= John Peter Toohey =

American dramatist

John Peter Toohey (September 18, 1879 - November 7, 1946, New York City) was an American writer and publicist. He is best known as a member of the Algonquin Round Table. According to Ross and The New Yorker by Dale Kramer, Toohey supplied the name for the famous magazine. According to the story, when several Algonquin types were brainstorming for a name, he asked them about who the magazine was intended for. When he was told "New Yorkers," he replied, "Then call it The New Yorker"—and he returned to his lunch.

==Biography==
He was born on September 18, 1879, in Binghamton, New York.
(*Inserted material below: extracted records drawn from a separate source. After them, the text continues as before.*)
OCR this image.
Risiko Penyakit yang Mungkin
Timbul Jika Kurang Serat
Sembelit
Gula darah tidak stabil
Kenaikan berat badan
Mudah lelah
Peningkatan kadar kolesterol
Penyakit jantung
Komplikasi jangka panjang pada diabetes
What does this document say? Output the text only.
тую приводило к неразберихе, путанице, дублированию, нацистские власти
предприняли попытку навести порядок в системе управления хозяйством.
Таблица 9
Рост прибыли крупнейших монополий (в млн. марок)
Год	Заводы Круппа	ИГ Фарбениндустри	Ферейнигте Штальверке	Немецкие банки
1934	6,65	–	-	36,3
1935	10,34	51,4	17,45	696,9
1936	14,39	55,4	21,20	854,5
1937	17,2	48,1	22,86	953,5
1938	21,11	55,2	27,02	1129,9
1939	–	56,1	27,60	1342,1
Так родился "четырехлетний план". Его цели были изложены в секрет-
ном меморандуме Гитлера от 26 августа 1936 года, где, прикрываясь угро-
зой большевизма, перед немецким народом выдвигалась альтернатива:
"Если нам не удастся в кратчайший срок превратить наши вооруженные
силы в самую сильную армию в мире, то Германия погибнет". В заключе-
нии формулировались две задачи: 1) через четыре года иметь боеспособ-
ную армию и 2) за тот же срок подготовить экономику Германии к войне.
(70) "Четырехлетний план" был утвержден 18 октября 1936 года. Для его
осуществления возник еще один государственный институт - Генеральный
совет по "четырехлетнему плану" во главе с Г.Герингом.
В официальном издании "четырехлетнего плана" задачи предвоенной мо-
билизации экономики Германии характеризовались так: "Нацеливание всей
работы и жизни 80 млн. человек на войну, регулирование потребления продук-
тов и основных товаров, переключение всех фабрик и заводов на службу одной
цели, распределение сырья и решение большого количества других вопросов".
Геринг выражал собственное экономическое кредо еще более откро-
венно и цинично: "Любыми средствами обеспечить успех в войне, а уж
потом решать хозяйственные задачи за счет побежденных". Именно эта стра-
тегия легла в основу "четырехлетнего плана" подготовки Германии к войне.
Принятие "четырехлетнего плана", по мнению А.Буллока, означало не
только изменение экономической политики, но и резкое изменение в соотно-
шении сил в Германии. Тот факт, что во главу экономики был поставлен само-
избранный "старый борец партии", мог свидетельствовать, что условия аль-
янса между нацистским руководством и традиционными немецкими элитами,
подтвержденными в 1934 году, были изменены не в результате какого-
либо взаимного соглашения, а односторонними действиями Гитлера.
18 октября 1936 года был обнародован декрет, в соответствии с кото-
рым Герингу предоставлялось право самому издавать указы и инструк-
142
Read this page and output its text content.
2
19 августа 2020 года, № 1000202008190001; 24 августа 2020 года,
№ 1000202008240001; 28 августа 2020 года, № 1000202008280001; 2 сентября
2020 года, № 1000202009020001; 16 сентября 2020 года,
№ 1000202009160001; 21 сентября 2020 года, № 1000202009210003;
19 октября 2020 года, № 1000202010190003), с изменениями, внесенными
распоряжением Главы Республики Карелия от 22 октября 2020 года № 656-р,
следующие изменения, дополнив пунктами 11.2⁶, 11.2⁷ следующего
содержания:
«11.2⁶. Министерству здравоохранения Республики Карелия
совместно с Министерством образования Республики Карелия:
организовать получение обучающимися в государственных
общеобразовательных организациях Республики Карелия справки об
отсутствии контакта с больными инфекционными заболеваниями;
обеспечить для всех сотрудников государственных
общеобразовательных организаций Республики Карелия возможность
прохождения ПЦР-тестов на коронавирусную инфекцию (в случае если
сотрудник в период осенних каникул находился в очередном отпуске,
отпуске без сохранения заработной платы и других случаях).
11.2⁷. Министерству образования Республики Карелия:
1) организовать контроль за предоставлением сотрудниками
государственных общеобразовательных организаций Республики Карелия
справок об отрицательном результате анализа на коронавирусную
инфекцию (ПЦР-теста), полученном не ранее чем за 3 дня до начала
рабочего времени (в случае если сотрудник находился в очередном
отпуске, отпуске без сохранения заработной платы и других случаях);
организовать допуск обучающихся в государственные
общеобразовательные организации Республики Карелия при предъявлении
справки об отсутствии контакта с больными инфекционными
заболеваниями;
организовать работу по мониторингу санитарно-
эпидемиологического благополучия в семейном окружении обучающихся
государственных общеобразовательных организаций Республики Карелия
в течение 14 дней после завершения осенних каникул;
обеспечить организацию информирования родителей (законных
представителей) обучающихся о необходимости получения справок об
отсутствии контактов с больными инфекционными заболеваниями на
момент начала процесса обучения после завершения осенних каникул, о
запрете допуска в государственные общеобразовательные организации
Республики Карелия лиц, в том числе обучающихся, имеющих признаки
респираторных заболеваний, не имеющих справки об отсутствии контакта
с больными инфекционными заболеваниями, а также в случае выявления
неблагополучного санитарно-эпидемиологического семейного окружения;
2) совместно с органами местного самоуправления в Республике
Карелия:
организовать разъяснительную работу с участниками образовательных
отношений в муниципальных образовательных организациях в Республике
He was a reporter for the Scranton Tribune and around 1900 joined the Washington Post and the New York Evening World before moving into publicity.

In 1918 he was a manager for Klaw and Erlanger.

He co-wrote two comedic plays produced on Broadway, Swifty (1922) with Walter C. Percival, and Jonesey (1929) with Anne Morrison.

From 1930 to 1942, Toohey was "general representative," i.e., the chief publicist, of the Broadway producer Sam H. Harris's company.

He died on November 7, 1946, in New York City.

==Film portrayal==
Toohey was portrayed by actor Jake Johannsen in the film Mrs. Parker and the Vicious Circle (1994).